Recent developments in the holographic description of quantum chaos

TL;DR

This work surveys the holographic description of quantum chaos, focusing on how out-of-time-ordered correlators diagnose chaos and map to bulk shock-wave dynamics near black hole horizons. The analysis establishes a universal Lyapunov bound $\lambda_L \le \frac{2\pi}{\beta}$ with black holes saturating it, and identifies the scrambling time $t_* \sim \frac{\beta}{2\pi}\log N_{\text{dof}}$ as a characteristic timescale for information spreading. It further connects chaos to entanglement spreading via mutual information and the entanglement velocity $v_E$, and links chaotic behavior to hydrodynamic transport through universal diffusion bounds involving the butterfly velocity $v_B$ and dissipation time $\tau_L$. Stringy corrections slow chaos growth but are constrained by causality, while bulk shock-wave analyses provide a coherent geometric picture of OTOC decay. Overall, the holographic perspective yields universal, testable predictions for chaotic dynamics in strongly coupled quantum systems and informs the interpretation of related transport phenomena.

Abstract

We review recent developments encompassing the description of quantum chaos in holography. We discuss the characterization of quantum chaos based on the late time vanishing of out-of-time-order correlators and explain how this is realized in the dual gravitational description. We also review the connections of chaos with the spreading of quantum entanglement and diffusion phenomena.

Figures (14)

• Figure 1: Variation of a trajectory in the phase space under small modifications of the initial condition.

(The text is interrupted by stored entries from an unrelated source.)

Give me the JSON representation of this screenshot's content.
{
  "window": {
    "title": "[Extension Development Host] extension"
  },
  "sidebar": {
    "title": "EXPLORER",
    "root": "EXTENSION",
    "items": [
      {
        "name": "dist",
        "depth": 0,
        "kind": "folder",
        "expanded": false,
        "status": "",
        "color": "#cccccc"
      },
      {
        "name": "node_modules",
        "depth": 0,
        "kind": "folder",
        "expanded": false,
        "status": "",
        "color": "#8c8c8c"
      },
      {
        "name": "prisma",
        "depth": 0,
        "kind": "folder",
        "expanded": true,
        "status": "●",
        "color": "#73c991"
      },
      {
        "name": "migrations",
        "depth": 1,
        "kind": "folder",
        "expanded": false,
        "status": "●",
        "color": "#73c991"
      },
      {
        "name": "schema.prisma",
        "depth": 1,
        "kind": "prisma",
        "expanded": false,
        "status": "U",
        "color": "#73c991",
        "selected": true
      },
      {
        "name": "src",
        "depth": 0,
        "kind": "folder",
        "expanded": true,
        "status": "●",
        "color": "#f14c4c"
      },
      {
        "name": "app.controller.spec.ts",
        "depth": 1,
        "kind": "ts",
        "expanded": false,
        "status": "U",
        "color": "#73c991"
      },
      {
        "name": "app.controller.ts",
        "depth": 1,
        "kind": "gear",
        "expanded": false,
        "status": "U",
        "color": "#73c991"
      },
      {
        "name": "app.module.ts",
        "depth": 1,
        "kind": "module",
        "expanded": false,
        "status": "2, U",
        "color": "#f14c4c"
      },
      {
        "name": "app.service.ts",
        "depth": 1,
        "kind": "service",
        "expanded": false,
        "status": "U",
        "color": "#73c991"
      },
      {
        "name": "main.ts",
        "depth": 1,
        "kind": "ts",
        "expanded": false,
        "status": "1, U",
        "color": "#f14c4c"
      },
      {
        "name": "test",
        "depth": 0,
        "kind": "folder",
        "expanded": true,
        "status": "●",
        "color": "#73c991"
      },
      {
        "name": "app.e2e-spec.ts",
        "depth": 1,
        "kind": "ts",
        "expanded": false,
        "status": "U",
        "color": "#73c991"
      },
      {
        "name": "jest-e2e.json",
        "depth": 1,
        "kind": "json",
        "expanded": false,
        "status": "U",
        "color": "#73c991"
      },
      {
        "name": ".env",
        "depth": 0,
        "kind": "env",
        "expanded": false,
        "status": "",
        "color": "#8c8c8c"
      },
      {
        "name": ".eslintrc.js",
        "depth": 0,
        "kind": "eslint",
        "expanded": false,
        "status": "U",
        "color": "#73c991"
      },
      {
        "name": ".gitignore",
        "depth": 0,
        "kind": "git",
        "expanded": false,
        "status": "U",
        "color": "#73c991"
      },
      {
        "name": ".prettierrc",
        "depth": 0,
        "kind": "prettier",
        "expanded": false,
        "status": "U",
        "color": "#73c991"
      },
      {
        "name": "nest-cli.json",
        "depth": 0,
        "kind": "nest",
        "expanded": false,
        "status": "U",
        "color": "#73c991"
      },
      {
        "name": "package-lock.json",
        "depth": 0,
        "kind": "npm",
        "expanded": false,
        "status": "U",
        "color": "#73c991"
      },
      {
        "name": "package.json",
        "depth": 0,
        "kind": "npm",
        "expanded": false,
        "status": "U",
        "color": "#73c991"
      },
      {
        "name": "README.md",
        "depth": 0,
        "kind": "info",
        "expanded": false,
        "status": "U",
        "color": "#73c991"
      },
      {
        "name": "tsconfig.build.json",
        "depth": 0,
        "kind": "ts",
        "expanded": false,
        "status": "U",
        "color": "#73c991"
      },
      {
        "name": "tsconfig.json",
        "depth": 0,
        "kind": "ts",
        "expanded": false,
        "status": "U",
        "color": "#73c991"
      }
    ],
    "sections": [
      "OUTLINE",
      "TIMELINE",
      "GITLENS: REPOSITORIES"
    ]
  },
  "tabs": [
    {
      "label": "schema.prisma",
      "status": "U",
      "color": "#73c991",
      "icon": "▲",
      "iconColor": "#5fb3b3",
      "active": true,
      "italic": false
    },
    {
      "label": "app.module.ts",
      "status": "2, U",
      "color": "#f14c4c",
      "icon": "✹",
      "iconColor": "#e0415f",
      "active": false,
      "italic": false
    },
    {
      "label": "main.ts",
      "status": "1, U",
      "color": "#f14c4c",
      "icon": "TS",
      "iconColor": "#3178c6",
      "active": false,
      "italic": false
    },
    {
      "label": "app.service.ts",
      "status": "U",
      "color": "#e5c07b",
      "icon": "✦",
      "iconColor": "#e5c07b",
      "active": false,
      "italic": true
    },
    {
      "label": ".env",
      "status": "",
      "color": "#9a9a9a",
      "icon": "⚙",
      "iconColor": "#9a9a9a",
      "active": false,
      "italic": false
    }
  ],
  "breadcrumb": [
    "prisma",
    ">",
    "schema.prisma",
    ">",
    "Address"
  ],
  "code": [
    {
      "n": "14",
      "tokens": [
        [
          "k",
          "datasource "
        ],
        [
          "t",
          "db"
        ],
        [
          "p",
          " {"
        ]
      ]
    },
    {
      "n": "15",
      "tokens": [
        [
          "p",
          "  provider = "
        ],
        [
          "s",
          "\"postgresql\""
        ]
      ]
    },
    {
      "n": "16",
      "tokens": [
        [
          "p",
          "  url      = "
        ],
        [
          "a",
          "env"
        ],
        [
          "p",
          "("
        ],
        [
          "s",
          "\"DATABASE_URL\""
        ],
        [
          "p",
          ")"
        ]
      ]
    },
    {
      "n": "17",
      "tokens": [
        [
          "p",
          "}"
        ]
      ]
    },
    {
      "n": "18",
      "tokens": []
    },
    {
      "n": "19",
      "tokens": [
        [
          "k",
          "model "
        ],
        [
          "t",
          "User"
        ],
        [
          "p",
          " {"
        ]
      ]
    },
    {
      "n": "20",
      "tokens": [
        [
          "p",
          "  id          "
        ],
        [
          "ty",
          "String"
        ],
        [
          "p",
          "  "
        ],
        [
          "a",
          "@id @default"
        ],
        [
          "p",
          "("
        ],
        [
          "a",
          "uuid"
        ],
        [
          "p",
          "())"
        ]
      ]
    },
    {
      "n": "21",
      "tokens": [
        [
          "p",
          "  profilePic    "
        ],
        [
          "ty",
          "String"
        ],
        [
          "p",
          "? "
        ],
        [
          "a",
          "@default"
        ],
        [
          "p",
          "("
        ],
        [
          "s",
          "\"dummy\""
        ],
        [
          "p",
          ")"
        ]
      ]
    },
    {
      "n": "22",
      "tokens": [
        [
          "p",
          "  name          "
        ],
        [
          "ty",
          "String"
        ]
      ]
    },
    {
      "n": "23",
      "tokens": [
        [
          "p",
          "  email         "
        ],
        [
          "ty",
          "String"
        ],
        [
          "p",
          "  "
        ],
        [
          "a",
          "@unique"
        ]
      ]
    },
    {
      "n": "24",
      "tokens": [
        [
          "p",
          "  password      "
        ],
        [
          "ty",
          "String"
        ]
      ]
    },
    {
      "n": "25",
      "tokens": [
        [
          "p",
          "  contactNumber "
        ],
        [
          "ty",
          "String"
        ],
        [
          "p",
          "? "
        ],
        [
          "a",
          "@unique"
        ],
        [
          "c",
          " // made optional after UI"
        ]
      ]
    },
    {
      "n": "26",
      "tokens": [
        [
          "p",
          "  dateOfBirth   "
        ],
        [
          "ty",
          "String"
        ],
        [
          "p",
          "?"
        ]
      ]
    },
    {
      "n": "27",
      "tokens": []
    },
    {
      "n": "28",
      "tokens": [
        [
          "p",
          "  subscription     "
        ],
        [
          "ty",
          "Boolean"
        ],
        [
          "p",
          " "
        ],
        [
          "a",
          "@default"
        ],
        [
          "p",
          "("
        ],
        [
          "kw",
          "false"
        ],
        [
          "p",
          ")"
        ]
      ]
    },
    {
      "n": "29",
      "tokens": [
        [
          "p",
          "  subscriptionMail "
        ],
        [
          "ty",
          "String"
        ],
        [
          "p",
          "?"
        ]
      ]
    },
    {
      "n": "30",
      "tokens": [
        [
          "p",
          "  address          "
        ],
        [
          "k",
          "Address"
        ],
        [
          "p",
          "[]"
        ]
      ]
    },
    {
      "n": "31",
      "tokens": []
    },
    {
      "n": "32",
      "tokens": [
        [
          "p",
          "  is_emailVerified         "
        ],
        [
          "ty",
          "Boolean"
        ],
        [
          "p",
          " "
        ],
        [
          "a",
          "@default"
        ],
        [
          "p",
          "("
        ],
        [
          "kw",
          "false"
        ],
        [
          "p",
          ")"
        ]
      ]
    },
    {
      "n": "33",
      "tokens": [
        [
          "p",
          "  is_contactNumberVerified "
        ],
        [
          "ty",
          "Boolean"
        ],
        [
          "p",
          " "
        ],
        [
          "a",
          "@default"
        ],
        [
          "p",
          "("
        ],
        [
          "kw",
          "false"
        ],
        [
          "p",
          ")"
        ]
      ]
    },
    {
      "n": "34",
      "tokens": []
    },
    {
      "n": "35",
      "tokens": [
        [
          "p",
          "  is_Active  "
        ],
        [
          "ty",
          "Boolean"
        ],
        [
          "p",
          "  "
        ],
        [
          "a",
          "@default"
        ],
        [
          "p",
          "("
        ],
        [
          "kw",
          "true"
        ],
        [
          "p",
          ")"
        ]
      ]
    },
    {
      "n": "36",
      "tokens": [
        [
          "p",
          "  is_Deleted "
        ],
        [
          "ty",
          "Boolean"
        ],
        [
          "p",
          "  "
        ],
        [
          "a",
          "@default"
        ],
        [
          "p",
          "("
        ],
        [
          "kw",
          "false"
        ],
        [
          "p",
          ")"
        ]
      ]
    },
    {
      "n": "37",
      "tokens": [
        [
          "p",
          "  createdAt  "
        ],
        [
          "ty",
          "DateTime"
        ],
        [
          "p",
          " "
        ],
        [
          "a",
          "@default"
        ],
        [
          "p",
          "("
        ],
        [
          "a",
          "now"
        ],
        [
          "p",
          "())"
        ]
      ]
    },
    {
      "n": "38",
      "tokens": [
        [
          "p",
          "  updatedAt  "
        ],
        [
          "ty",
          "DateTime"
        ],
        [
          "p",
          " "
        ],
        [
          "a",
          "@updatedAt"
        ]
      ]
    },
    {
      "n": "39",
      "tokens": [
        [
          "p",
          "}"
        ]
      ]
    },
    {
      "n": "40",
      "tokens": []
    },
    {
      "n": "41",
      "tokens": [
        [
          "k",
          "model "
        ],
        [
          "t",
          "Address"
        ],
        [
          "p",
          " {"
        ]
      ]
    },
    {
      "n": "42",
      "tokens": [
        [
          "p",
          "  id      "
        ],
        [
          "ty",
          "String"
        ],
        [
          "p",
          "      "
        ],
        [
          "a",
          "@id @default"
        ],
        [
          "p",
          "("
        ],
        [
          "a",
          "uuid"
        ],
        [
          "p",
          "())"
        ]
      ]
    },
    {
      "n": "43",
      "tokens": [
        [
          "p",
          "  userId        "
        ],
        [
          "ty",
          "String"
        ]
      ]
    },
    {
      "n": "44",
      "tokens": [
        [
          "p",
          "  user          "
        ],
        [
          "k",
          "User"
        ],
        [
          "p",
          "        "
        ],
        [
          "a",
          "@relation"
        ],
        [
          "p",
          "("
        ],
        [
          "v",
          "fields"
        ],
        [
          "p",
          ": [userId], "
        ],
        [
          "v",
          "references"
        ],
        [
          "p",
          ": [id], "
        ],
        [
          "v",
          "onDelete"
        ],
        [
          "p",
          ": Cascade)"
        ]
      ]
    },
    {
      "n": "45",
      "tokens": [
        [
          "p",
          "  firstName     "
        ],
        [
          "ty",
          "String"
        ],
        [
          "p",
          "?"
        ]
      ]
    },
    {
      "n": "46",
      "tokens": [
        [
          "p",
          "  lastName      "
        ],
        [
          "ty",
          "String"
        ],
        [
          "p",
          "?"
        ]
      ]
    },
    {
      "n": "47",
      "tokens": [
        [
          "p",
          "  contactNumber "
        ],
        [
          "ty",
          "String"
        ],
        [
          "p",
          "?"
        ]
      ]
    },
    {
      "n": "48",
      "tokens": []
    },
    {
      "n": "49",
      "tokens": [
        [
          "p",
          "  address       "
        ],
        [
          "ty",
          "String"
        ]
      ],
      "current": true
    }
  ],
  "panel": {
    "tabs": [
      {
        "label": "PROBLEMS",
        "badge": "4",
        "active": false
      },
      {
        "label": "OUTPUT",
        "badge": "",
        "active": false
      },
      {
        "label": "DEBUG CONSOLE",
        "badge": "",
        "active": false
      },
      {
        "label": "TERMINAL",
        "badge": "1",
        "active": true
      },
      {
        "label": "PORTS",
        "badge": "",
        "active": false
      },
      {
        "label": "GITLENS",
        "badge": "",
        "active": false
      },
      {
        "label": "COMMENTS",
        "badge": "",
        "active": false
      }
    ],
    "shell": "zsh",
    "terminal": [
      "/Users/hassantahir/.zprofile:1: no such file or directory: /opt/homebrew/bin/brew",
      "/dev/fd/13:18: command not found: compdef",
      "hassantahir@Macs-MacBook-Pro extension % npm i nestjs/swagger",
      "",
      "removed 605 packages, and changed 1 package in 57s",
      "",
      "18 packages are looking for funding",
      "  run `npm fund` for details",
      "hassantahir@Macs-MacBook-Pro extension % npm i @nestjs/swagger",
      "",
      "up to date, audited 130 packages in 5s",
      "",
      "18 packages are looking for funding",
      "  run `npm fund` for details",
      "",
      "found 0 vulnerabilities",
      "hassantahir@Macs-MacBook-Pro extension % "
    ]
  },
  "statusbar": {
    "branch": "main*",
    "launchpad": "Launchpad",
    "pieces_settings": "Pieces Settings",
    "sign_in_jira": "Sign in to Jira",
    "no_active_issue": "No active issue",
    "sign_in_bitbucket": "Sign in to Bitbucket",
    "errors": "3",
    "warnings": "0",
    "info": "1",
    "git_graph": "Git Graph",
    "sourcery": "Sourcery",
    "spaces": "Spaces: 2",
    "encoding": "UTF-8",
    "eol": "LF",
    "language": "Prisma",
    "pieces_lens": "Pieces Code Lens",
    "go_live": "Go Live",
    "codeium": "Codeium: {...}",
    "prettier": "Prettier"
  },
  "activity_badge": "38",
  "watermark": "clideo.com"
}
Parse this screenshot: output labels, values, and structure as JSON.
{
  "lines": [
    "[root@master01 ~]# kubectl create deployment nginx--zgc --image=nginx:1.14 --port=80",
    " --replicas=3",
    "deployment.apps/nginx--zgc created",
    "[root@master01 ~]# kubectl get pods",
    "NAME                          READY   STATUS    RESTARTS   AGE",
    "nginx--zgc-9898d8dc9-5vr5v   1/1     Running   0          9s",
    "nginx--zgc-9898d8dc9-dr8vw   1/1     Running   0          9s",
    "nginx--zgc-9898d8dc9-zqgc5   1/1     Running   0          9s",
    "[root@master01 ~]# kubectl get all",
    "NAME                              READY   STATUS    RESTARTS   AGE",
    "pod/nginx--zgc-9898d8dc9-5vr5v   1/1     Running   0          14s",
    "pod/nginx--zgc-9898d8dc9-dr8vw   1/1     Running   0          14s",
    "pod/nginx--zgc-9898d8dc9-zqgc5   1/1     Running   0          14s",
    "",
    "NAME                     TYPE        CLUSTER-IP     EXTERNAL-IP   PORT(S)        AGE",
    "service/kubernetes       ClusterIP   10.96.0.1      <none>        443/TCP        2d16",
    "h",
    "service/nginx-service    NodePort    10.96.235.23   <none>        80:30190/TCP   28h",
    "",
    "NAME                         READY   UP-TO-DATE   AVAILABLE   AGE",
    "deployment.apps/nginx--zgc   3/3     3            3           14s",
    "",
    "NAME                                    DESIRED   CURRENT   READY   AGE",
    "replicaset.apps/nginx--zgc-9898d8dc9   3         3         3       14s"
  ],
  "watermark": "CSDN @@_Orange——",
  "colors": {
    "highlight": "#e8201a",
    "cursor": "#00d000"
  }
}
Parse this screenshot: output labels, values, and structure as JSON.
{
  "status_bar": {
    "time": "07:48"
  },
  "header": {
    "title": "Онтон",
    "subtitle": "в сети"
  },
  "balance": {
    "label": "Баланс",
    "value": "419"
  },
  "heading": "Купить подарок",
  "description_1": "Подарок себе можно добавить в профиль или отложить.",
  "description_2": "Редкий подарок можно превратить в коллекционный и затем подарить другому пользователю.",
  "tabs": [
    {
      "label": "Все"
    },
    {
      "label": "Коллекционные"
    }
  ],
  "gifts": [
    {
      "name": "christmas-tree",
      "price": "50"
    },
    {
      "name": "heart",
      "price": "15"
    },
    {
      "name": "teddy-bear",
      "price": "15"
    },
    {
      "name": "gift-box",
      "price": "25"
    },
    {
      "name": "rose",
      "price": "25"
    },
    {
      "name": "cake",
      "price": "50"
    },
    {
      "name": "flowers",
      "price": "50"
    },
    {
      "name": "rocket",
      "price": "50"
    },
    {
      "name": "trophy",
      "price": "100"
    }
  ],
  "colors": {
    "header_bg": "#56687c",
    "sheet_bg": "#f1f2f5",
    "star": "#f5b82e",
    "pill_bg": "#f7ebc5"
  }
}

For a chaotic system the distance between two initially nearby trajectories increases exponentially with time, i.e., $|\delta q(t)| = |\delta q(0)| e^{\lambda t}$.
• Figure 2: Schematic form of $C(t)$. We indicated the regions of Lyapunov and Ruelle behavior. $C(t) \sim \mathcal{O}(1)$ at $t \sim t_*$.
• Figure 3: Construction of the state $W(-t)V(0)| \beta \rangle$. For a chaotic system the perturbation $V$ fails to re-materialize at $t=0$. In a non-chaotic system we expect the perturbation $V$ to re-materialize at $t=0$.
• Figure 4: Construction of the state $V(0)W(-t)| \beta \rangle$. By construction, this state displays the perturbation $V$ at $t=0$.
• Figure 5: Light cone (gray region) and butterfly effect cone (dark gray region). Inside the butterfly effect cone, for $t-t_* \geq |x|/v_B$, we have $C(t,x) \sim \mathcal{O}(1)$, whereas for outside the cone, for $t-t_* < |x|/v_B$, the commutator is small, $C(t,x) \sim 1/N_\textrm{\tiny dof} <<1$. Outside the light-cone the Lorentz invariance implies a zero commutator.